Duran Duran performs during the Platinum Party at the Palace outside Buckingham Palace, London, on the third day of Queen Elizabeth II’s Platinum Jubilee celebrations (Dominic Lipinski/PA)

“We document a lot of what we do…but we were documenting this event, which was basically a showcase to kick off the US tour,” John said.

“The fact that we didn’t know we were making the movie, I think you get an authenticity that you wouldn’t get if we knew we were making a movie.”

Duran Duran formed in Birmingham in 1978 and were one of the biggest bands of the 1980s, with hits such as Hungry Like The Wolf, Rio, Girls On Film, Wild Boys and Bond theme A View To A Kill.

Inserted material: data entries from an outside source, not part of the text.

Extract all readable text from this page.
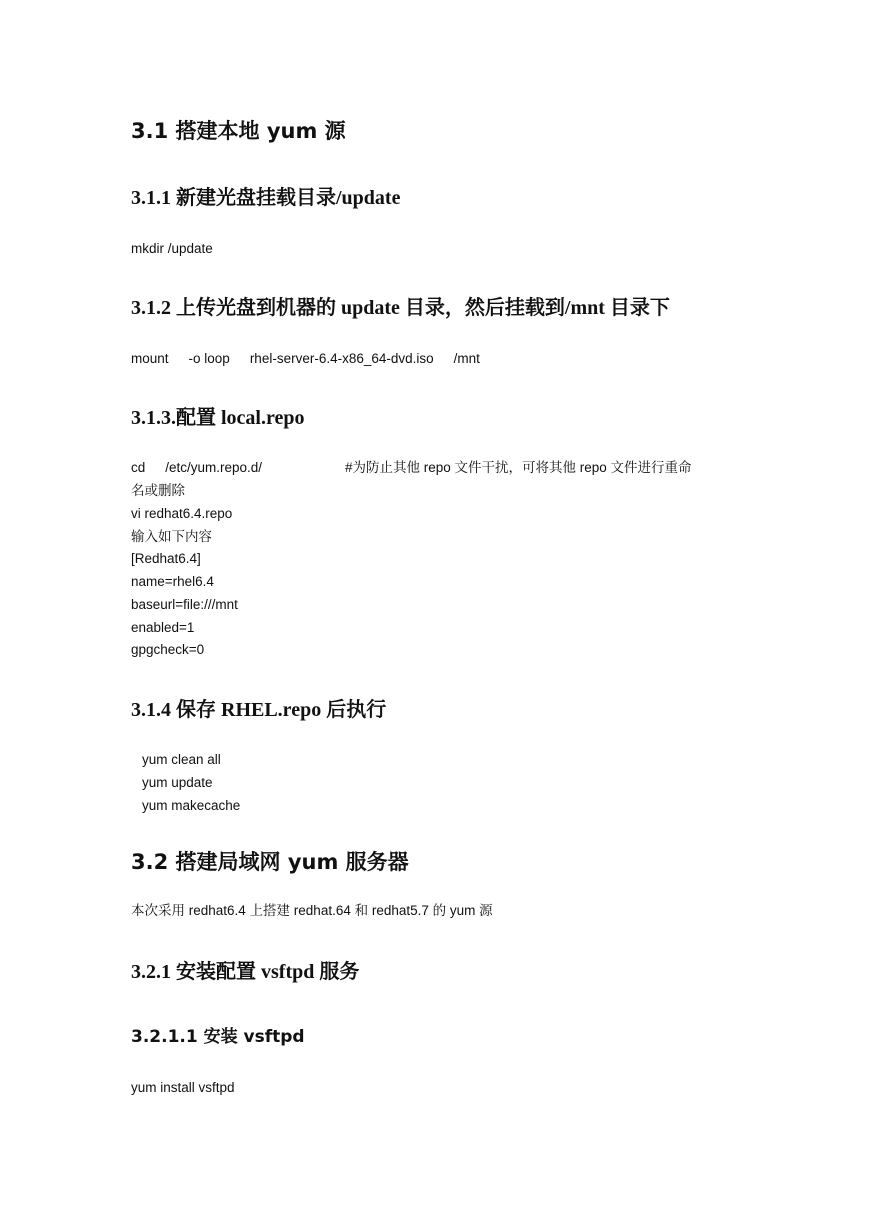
3.1 搭建本地 yum 源
3.1.1 新建光盘挂载目录/update
mkdir /update
3.1.2 上传光盘到机器的 update 目录，然后挂载到/mnt 目录下
mount -o loop rhel-server-6.4-x86_64-dvd.iso /mnt
3.1.3.配置 local.repo
cd /etc/yum.repo.d/	#为防止其他 repo 文件干扰，可将其他 repo 文件进行重命
名或删除
vi redhat6.4.repo
输入如下内容
[Redhat6.4]
name=rhel6.4
baseurl=file:///mnt
enabled=1
gpgcheck=0
3.1.4 保存 RHEL.repo 后执行
yum clean all
yum update
yum makecache
3.2 搭建局域网 yum 服务器
本次采用 redhat6.4 上搭建 redhat.64 和 redhat5.7 的 yum 源
3.2.1 安装配置 vsftpd 服务
3.2.1.1 安装 vsftpd
yum install vsftpd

They released their 15th studio album, Future Past, last year and are set to be inducted into the Rock & Roll Hall of Fame next week.

The band recently played a number of gigs as part of their 40th anniversary celebration tour, including being one of the headline acts at the British Summer Time festival in London’s Hyde Park.

They also performed at the final Queen’s Platinum Jubilee concert at Buckingham Palace and performed at the Commonwealth Games Opening Ceremony held in their hometown of Birmingham.

The upcoming documentary film is being directed by filmmakers Gavin Elder, Vincent Adam Paul and George Scott with Lastman Media and Magus Entertainment serving as executive producers.